Max had to laugh. "You are quite right. Why, I think I did see a jar of glum jam next to the strawberry preserves. The cook must have put some of the former in by mistake."

" Glum jam? Oh, that is perfection!" Caroline put her hand to her mouth, her sweet laughter bubbling up behind it. Her eyes sparkled with mirth, her cheeks dusted with the prettiest shade of pink.

He eyed her. "Why do you cover your mouth when you laugh?"

"Pardon?"

"When you laugh or smile, you often cover it, as if it is something to be ashamed of," he replied.

"Oh… Truly, I do not know." She frowned in thought. "I suppose someone once said it was polite, and I have done it ever since."

"You should not," he told her. "You have a lovely smile and a charming laugh. If you brayed like a donkey, I might understand it, but you do not. Nor do you have particularly crooked teeth."

She feigned outrage. "So, I have mildly crooked teeth?"

"I have not looked closely enough," he said, setting his teacup down. "Smile for me and let me make a conclusion."

She laughed and shook her head. "Certainly not! You must say something amusing if you want me to smile for you, and I am not easily entertained."

"I suppose ‘I am your husband' still does not work?"

She cast him a mock withering look. "What do you think?"
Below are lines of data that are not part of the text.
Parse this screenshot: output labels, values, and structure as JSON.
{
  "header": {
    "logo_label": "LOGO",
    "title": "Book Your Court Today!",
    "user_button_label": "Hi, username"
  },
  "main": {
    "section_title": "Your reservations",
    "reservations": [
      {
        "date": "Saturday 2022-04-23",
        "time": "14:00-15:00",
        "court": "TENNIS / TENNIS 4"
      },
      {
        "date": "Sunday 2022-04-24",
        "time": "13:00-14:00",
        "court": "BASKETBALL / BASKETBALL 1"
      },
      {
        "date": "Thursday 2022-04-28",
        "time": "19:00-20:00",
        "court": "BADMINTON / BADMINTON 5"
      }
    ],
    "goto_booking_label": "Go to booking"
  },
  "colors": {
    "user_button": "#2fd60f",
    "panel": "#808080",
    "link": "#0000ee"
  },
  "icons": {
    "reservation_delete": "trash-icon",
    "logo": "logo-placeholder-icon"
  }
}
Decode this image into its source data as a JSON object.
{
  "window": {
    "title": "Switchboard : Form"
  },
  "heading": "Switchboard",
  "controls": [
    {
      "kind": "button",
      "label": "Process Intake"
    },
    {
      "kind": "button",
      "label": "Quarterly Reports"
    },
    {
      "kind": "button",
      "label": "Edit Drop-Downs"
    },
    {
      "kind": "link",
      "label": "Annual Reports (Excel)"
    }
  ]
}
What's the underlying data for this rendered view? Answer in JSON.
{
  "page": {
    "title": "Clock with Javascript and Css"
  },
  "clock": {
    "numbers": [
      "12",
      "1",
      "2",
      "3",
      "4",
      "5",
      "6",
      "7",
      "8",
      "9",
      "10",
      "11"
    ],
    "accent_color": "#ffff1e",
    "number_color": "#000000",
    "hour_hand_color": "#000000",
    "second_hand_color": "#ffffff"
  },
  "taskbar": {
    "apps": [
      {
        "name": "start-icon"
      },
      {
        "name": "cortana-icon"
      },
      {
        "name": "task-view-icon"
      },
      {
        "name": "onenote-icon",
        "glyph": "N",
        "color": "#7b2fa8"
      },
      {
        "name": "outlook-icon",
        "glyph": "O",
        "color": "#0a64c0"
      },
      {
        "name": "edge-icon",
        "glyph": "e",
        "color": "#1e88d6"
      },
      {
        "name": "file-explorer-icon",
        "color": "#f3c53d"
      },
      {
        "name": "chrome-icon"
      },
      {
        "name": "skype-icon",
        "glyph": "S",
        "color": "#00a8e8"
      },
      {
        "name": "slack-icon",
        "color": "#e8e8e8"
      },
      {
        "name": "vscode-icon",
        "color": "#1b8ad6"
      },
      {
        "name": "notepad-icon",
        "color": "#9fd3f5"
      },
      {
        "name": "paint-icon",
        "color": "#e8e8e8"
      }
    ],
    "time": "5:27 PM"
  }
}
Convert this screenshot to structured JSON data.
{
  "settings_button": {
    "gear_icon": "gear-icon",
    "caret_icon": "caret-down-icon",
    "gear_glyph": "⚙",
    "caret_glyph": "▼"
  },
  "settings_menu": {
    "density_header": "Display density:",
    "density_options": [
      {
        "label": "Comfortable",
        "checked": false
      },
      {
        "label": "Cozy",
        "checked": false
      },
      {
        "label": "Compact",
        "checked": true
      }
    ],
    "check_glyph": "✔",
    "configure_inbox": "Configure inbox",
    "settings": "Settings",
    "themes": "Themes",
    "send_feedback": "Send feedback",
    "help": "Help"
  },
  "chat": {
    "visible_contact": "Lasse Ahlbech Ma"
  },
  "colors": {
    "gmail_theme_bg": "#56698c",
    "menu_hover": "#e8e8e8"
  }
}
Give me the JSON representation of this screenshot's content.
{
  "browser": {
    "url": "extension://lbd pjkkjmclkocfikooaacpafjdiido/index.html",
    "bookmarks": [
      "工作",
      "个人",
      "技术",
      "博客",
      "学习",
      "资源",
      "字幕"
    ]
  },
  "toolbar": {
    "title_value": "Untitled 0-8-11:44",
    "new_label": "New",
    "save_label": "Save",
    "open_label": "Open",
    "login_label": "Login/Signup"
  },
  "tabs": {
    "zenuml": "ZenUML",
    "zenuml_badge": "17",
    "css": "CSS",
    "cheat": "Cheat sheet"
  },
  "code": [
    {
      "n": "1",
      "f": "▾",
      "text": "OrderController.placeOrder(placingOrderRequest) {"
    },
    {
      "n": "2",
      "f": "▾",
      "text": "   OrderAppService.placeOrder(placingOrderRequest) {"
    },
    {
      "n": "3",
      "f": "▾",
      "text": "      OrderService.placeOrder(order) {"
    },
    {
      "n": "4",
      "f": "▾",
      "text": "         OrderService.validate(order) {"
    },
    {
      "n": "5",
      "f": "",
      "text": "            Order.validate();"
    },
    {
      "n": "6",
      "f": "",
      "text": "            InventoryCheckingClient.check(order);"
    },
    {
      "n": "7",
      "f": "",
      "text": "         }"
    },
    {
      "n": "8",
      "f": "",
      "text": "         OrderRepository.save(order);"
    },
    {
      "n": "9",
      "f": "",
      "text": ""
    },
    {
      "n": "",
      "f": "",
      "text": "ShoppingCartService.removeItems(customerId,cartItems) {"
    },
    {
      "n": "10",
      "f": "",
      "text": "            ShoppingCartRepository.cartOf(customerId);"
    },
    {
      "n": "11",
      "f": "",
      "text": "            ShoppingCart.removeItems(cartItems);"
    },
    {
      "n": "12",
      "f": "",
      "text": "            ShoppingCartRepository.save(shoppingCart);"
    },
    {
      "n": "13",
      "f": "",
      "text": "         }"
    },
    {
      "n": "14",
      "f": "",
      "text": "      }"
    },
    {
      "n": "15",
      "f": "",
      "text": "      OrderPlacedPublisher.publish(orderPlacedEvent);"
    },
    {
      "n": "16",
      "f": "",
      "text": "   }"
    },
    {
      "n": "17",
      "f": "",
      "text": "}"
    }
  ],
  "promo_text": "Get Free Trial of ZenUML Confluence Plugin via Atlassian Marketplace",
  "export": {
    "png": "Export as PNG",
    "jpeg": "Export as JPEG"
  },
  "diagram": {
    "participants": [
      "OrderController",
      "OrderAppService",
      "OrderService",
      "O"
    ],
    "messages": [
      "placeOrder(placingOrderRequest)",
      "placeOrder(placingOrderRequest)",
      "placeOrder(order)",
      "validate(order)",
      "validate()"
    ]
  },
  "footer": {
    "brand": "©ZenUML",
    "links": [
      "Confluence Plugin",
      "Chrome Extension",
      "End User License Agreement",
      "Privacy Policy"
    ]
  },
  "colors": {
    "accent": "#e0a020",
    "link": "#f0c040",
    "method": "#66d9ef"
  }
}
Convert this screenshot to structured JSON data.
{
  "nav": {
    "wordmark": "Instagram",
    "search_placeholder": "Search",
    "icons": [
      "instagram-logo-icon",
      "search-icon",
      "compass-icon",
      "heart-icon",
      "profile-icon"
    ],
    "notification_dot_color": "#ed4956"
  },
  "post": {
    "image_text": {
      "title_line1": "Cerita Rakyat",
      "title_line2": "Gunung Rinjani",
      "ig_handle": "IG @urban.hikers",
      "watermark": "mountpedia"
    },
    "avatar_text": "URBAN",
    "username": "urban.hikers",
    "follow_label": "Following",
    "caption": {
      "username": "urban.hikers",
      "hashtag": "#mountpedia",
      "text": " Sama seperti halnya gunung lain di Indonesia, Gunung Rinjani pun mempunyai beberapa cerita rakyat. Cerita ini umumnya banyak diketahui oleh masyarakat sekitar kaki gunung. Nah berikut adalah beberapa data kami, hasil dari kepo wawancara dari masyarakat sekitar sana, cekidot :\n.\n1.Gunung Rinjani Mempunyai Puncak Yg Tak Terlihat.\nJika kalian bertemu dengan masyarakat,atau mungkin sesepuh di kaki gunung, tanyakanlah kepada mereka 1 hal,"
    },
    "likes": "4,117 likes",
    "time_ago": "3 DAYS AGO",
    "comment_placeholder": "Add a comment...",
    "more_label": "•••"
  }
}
"How about…" he tapped his lips, thinking, "… this evening was not as terrible as I thought it might be. In truth, it has been rather pleasant, and I am sorry I did not suggest it sooner."

She frowned at him as if trying to figure out the jest in his words. Once she realized there was no jest, just his true sentiments, her full lips curved into the widest, brightest smile he could have hoped for. And the pink of her cheeks darkened, her twinkling eyes only able to hold his gaze for a moment.

"I can confirm that there is nothing donkey-like about you," he said, smiling. "Those teeth are perfectly uniform and, as far as I know, you have no tail to swat away the flies. Just a reticule, probably, to bat away all the suitors who pestered you this Season."

Her laughter sprang up again. "How did you know? I believe I left one or two with pride so bruised that the physician said they will never recover."

"And what did they do to deserve such a beating?" he asked. "I must know, so that I do not make the same mistakes."

She chewed her lower lip for a moment, balancing her teacup on one hand as she trailed the other across the surface of the reflecting pool once more. Presently, she lifted her gaze to him, and said in a quiet voice, "They were not themselves. They were pretending to be something they were not. And that is something that I cannot abide." She smiled more stiffly. "Fortunately for us, you do not have to worry about wooing me."

"Because we will be living our separate lives soon enough?" he said, hoping to cheer her more with that imminent relief from their forced proximity.

Her brow furrowed, an emotion tightening her features that he could not pinpoint. "Precisely," she said, in a tone that did not sound at all convinced. "If you will excuse me, Maximilian, I feel very tired all of a sudden."

"Of course," he replied, standing up as she made her swift exit.

Seeing her depart in such haste confused him more than the estate ledgers, wondering how on earth he had said the wrong thing when he was merely reminding her of what she wanted.